Der Westschweizer Stromkonzern Groupe E und die Romande Energie haben es vorgemacht: beide wollen sich (nach anfäglichem Interesse) nicht mehr am Kohlekraftwerk im deutschen Brunsbüttel beteiligen. Es gibt mehrere Gründe dafür: einerseits entspricht das Projekt nicht mehr den Erwartungen, dia man am Anfang hatte. Zweitens ist die finanzielle Unbekannte für sie „besorgniserregend“. Wieso? Man kann davon ausgehen, dass man den CO2-Austoss in Zukunft kompensieren muss, und dieser lässt sich noch nicht beziffern. Wenn man sich vor Augen hält, dass das Kohlekraftwerk in Brunsbüttel so viel CO2 austossen wird, wie alle Autos in der Schweiz zusammen, so muss diese finanzielle Belastung einer solchen Investition aufgrund der möglichen CO2-Kompensationen als „schwerwiegend“ bezeichnet werden, geschweige denn deren Umweltverträglichkeit.

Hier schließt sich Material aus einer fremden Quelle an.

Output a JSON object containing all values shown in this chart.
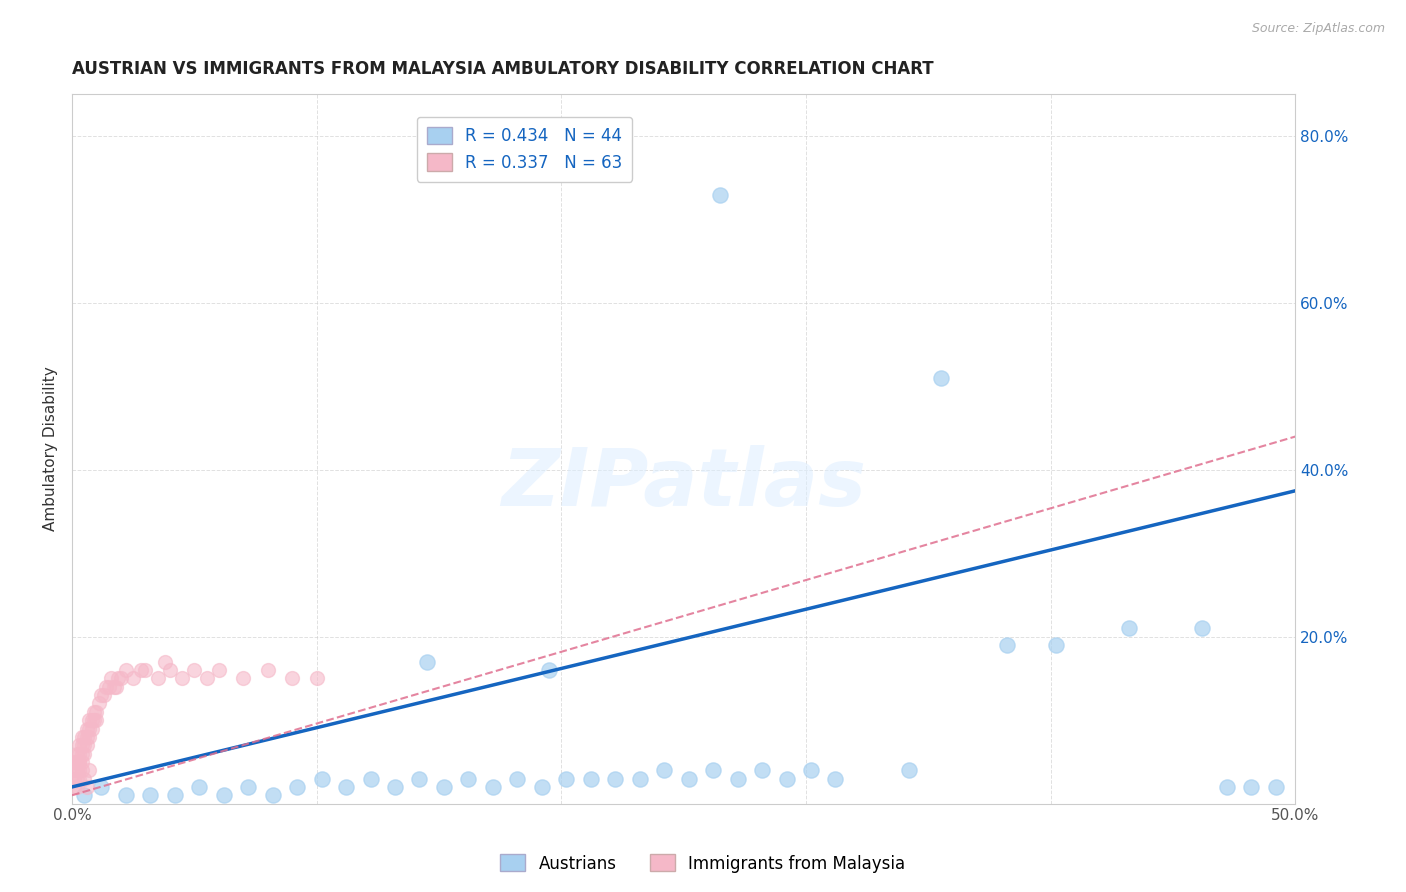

Die Bündner Regierung wird nicht müde zu behaupten, sie könne keinen Einfluss auf die strategischen Entscheide der Repower nehmen. Ob die Repower in Kohlekraftwerke investiert oder nicht, sei allein der Entscheid der Repower. Richtig ist, dass der Kanton Graubünden mit 46% Mehrheitsaktionär der Bündner Repower ist. Drei Verwaltungsräte vertreten die Interessen des Kantons: alt Regierungsrat Reto Mengiardi, alt Regierungsrat und Ständerat Christoffel Brändli und Regierungsrat Martin Schmid. Die Bündner Regierung muss diese Verwaltungsräte in die Pflicht nehmen und an das Regierungsprogramm 2009-2012 erinnern. Dort schreibt die Regierung: “Auch wenn dem Klimawandel national und international zu begegnen ist, so trägt auch der Kanton Graubünden eine Mitverantwortung, die es durch geeignete Massnahmen und Investitionen zu begegnen ist. Als Bergkanton ist Graubünden vom Klimawandel besonders betroffen, wenn man an die damit verbundenen Naturgefahren denkt.” Wenn dieses Regierungsziel nicht nur Makulatur sein soll, muss die Regierung handeln und Investitionen in Kohlekraftwerke zusammen mit der Repower sofort stoppen.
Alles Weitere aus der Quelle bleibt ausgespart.